A Scandalous Lady by Rachelle Morgan

Posted by Mrs Giggles on April 8, 2003 in 2 Oogies, Book Reviews, Genre: Historical

A Scandalous Lady by Rachelle Morgan

Avon, $5.99, ISBN 0-06-008470-7
Historical Romance, 2003

A more appropriate title for this book is A Pathetic Waif. The sugar levels of the story is at an amazing high, thanks to a heroine who starts off weeping daintily in a ghetto lifestyle and determines to remain there as long as she can to milk the reader’s tears. This isn’t an overwrought Oliver! wannabe as much as something Fagin would envision after too many sniffs from the happy crack pipe.

Fanny Jarvis is an orphan who gets beaten up by her tormentor Jack Swift as she sits on the street and begs for money or pickpocket rich people to appease Jack. Of course, she is actually the long lost daughter of some big rich English family sort, no surprise there. She picks our hero Troyce the impoverished baron’s pocket as it rains heavily – Thunder! Boom! All bow down before Rachelle Morgan’s atmospheric prose! – and gets caught. Never mind, he makes her his servant. Nice clothes, nice bed, and away from the life on the streets – isn’t that nice? So Fanny runs away. Troyce catches her back. She is an inept servant and gets bullied by everybody, boo hoo hoo. Troyce loves her, ooh, ooh, ooh! Not worthy! Never be worthy! Ugh, ugh, ugh! Oh, her twin sister has found her! She marries her guy and is now with family! Oh, oh, oh! The end.

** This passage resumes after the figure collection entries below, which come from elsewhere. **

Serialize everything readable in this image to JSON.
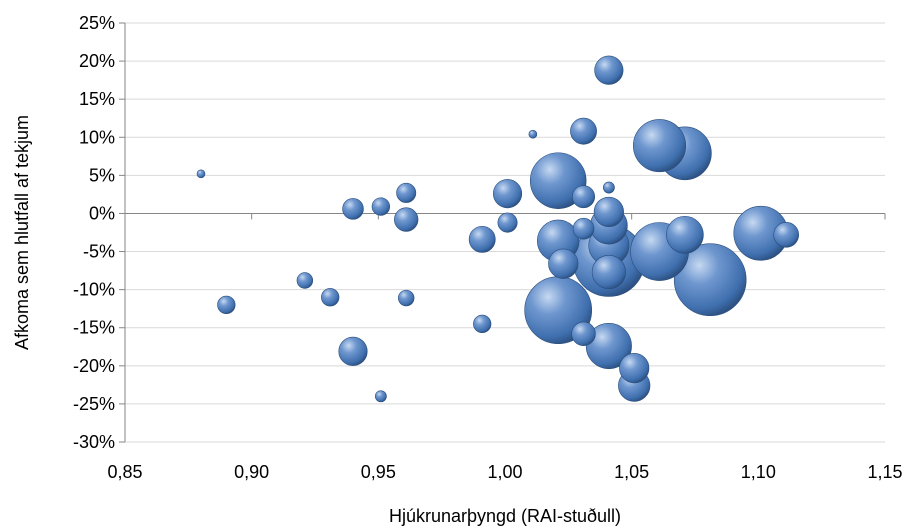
{
  "chart_data": {
    "type": "bubble",
    "xlabel": "Hjúkrunarþyngd (RAI-stuðull)",
    "ylabel": "Afkoma sem hlutfall af tekjum",
    "xlim": [
      0.85,
      1.15
    ],
    "ylim": [
      -30,
      25
    ],
    "x_ticks": [
      0.85,
      0.9,
      0.95,
      1.0,
      1.05,
      1.1,
      1.15
    ],
    "x_tick_labels": [
      "0,85",
      "0,90",
      "0,95",
      "1,00",
      "1,05",
      "1,10",
      "1,15"
    ],
    "y_ticks": [
      25,
      20,
      15,
      10,
      5,
      0,
      -5,
      -10,
      -15,
      -20,
      -25,
      -30
    ],
    "y_tick_labels": [
      "25%",
      "20%",
      "15%",
      "10%",
      "5%",
      "0%",
      "-5%",
      "-10%",
      "-15%",
      "-20%",
      "-25%",
      "-30%"
    ],
    "grid": "horizontal",
    "legend": "none",
    "colors": {
      "bubble": "#4f81bd",
      "bubble_dark": "#2a4d7c",
      "bubble_light": "#c6d9f1",
      "grid": "#d9d9d9",
      "axis": "#868686"
    },
    "points": [
      {
        "x": 0.88,
        "y": 5.2,
        "size": 1
      },
      {
        "x": 0.89,
        "y": -12.0,
        "size": 5
      },
      {
        "x": 0.921,
        "y": -8.8,
        "size": 4
      },
      {
        "x": 0.931,
        "y": -11.0,
        "size": 5
      },
      {
        "x": 0.94,
        "y": 0.6,
        "size": 7
      },
      {
        "x": 0.94,
        "y": -18.1,
        "size": 13
      },
      {
        "x": 0.951,
        "y": 0.9,
        "size": 5
      },
      {
        "x": 0.951,
        "y": -24.0,
        "size": 2
      },
      {
        "x": 0.961,
        "y": 2.7,
        "size": 6
      },
      {
        "x": 0.961,
        "y": -0.8,
        "size": 9
      },
      {
        "x": 0.961,
        "y": -11.1,
        "size": 4
      },
      {
        "x": 0.991,
        "y": -3.4,
        "size": 11
      },
      {
        "x": 0.991,
        "y": -14.5,
        "size": 5
      },
      {
        "x": 1.001,
        "y": 2.6,
        "size": 13
      },
      {
        "x": 1.001,
        "y": -1.2,
        "size": 6
      },
      {
        "x": 1.011,
        "y": 10.4,
        "size": 1
      },
      {
        "x": 1.021,
        "y": 4.3,
        "size": 50
      },
      {
        "x": 1.021,
        "y": -3.6,
        "size": 28
      },
      {
        "x": 1.021,
        "y": -12.7,
        "size": 72
      },
      {
        "x": 1.023,
        "y": -6.6,
        "size": 14
      },
      {
        "x": 1.031,
        "y": 10.8,
        "size": 11
      },
      {
        "x": 1.031,
        "y": 2.2,
        "size": 8
      },
      {
        "x": 1.031,
        "y": -2.0,
        "size": 7
      },
      {
        "x": 1.031,
        "y": -15.8,
        "size": 9
      },
      {
        "x": 1.041,
        "y": 18.8,
        "size": 13
      },
      {
        "x": 1.041,
        "y": 3.4,
        "size": 2
      },
      {
        "x": 1.041,
        "y": 0.2,
        "size": 14
      },
      {
        "x": 1.041,
        "y": -1.6,
        "size": 22
      },
      {
        "x": 1.041,
        "y": -4.2,
        "size": 26
      },
      {
        "x": 1.041,
        "y": -6.2,
        "size": 82
      },
      {
        "x": 1.041,
        "y": -7.7,
        "size": 18
      },
      {
        "x": 1.041,
        "y": -17.4,
        "size": 33
      },
      {
        "x": 1.051,
        "y": -20.3,
        "size": 14
      },
      {
        "x": 1.051,
        "y": -22.6,
        "size": 16
      },
      {
        "x": 1.061,
        "y": 8.9,
        "size": 44
      },
      {
        "x": 1.061,
        "y": -5.0,
        "size": 54
      },
      {
        "x": 1.071,
        "y": 7.9,
        "size": 45
      },
      {
        "x": 1.071,
        "y": -2.8,
        "size": 22
      },
      {
        "x": 1.081,
        "y": -8.7,
        "size": 83
      },
      {
        "x": 1.101,
        "y": -2.6,
        "size": 47
      },
      {
        "x": 1.111,
        "y": -2.8,
        "size": 10
      }
    ]
  }
}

Never mind the horrifyingly unbalanced relationship between a pathetic waif who talks like a scatterbrained ten-year old girl (“Someplace far, far away, where flowers grow wild in the fields and the smell of the sea is strong in me nose” – someone please show me where I can find a grassy field by the sea – “the sun never stops shining and the music never stops playing” – I guess I shouldn’t ask who is playing that music) and a man who can’t make up his mind whether to pity or to sleep with the woman he brings in to be ill-treated by his family members. Fanny or Faith or Flatulence or whatever her real name is, she doesn’t even try to grasp any opportunity to better herself despite constantly talking about nonsense like musicians playing where the sun is always shining on green fields floating over the sea. In fact, she actively opposes any changes in her life, just so that the author can make her go eek-eek-eek forever. In trying to milk the sweet little waif thing so hard, Rachelle Morgan ends up with a big chunk of cheese that is A Scandalous Lady.